Failure Modes: Train Serve Skew, Unicode Pitfalls, and Span Alignment
Train-Serve Skew
Training uses one preprocessing pipeline; serving uses another. Training normalized with NFKC; serving uses NFC. Training lowercased; serving does not. The model learned patterns on processed text but receives differently processed text at inference. Accuracy drops 5-15% with no obvious error.
Detection: Compare token distributions between training and production. If production generates tokens the model rarely saw during training, you have preprocessing skew. Log the top 100 most frequent tokens in both environments.

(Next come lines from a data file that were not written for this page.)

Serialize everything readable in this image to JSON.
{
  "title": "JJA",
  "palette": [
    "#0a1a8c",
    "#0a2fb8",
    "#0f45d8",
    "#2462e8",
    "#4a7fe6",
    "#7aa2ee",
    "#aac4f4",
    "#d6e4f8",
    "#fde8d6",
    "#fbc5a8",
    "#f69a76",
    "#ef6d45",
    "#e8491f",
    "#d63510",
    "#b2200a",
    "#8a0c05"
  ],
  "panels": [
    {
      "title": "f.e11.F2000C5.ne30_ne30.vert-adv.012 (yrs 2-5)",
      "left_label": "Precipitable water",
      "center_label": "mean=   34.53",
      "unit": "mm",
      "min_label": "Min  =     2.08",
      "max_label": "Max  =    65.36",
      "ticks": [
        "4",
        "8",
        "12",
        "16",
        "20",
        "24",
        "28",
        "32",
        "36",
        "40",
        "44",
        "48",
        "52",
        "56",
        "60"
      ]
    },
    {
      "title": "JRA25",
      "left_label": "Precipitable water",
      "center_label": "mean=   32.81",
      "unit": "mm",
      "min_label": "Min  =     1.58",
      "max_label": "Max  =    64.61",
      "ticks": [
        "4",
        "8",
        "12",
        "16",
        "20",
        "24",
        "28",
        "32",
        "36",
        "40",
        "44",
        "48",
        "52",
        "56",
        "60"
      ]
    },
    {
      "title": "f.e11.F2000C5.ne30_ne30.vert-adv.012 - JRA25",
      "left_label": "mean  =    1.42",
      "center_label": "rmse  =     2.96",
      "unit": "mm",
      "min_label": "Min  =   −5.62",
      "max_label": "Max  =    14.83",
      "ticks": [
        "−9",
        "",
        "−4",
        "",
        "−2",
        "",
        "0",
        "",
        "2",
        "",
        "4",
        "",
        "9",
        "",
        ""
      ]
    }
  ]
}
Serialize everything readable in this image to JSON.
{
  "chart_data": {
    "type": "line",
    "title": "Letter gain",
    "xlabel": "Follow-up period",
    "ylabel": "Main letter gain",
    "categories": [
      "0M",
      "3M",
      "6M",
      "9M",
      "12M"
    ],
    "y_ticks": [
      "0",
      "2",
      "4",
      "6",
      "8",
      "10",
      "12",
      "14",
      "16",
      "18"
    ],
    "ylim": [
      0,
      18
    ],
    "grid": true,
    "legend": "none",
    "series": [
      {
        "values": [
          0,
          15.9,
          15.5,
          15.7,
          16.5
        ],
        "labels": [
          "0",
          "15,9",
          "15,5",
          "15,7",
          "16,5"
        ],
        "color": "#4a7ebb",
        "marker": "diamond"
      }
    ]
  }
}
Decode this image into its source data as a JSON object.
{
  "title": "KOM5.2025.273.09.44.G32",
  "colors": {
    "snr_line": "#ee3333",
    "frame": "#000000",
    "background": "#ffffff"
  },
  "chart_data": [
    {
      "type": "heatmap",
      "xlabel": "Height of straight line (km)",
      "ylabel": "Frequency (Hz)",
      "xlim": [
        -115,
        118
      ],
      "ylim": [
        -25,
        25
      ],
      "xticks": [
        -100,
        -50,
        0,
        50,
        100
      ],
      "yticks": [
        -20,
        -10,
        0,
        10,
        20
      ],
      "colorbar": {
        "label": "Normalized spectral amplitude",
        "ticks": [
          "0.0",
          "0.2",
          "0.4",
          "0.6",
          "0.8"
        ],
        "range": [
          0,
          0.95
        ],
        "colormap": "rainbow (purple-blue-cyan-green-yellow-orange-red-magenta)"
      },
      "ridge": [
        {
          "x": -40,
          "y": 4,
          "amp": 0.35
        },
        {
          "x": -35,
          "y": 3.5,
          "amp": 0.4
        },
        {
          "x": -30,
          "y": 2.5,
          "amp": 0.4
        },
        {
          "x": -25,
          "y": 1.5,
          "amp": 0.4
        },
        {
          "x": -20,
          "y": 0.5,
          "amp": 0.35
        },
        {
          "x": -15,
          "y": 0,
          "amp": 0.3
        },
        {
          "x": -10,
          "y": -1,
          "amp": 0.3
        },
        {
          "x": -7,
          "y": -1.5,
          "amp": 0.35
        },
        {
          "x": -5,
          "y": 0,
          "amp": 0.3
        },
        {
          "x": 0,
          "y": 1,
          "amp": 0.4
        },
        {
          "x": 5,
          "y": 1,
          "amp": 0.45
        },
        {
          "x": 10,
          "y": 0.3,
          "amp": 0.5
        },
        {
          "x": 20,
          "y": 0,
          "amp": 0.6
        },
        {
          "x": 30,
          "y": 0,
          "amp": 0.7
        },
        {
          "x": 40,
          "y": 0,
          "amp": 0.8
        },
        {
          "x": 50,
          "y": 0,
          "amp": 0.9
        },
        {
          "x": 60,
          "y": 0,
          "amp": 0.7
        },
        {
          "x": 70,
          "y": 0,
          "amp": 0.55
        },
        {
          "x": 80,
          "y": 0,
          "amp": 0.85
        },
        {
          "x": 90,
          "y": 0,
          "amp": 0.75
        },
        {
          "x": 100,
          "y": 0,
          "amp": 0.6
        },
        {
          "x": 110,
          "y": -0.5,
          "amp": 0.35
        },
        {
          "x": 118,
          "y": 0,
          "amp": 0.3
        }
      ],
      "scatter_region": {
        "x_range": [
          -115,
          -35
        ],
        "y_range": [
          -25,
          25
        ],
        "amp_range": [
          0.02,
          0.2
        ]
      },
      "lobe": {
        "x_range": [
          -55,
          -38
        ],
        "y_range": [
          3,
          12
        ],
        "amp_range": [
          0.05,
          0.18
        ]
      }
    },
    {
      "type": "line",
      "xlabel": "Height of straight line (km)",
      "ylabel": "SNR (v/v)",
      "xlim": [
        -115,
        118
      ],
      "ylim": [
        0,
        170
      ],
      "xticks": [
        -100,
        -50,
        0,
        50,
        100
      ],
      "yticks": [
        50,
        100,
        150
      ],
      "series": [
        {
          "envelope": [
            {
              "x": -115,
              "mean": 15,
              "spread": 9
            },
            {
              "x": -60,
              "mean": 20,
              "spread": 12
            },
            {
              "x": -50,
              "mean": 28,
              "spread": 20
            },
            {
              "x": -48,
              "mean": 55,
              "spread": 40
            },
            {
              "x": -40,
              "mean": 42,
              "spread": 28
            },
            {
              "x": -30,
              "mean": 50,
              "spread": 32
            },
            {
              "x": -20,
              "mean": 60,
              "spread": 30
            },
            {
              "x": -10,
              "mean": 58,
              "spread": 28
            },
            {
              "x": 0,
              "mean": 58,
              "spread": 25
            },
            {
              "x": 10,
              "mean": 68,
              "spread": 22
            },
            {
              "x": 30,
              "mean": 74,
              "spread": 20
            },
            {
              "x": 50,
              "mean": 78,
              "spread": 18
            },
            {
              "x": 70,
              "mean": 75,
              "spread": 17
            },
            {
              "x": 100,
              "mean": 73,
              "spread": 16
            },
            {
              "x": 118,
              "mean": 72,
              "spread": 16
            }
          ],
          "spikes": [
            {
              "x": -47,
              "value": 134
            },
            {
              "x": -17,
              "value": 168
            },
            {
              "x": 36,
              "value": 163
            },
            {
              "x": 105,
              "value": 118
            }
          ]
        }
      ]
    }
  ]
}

Fix: Package preprocessing and tokenization as a single library. Training and serving import the same code. Version the tokenizer with the model. Never update preprocessing without retraining.
Unicode Pitfalls
Zero-width characters: Zero-width space, zero-width joiner, and similar invisible characters exist in user input. They tokenize to unknown tokens or split words unexpectedly. "Hello" with a zero-width space in the middle becomes ["Hel", "lo"] instead of ["Hello"].
Homoglyphs: Cyrillic "а" looks identical to Latin "a" but has a different codepoint. Attackers use this for phishing. Your model may treat them differently. Normalize or reject non-ASCII lookalikes in security-sensitive applications.
Span Alignment
For named entity recognition (NER), you label character spans: "New York" is characters 0-8. Tokenization produces ["New", "York"] or ["New", "Yor", "k"] depending on the algorithm. Mapping character offsets to token offsets requires alignment tables.
Subword boundary labels: If "New York" becomes ["New", "Yor", "k"], which tokens get the entity label? Common schemes: label first token only (BIO tagging), label all tokens (adds redundancy), label first and last (span markers).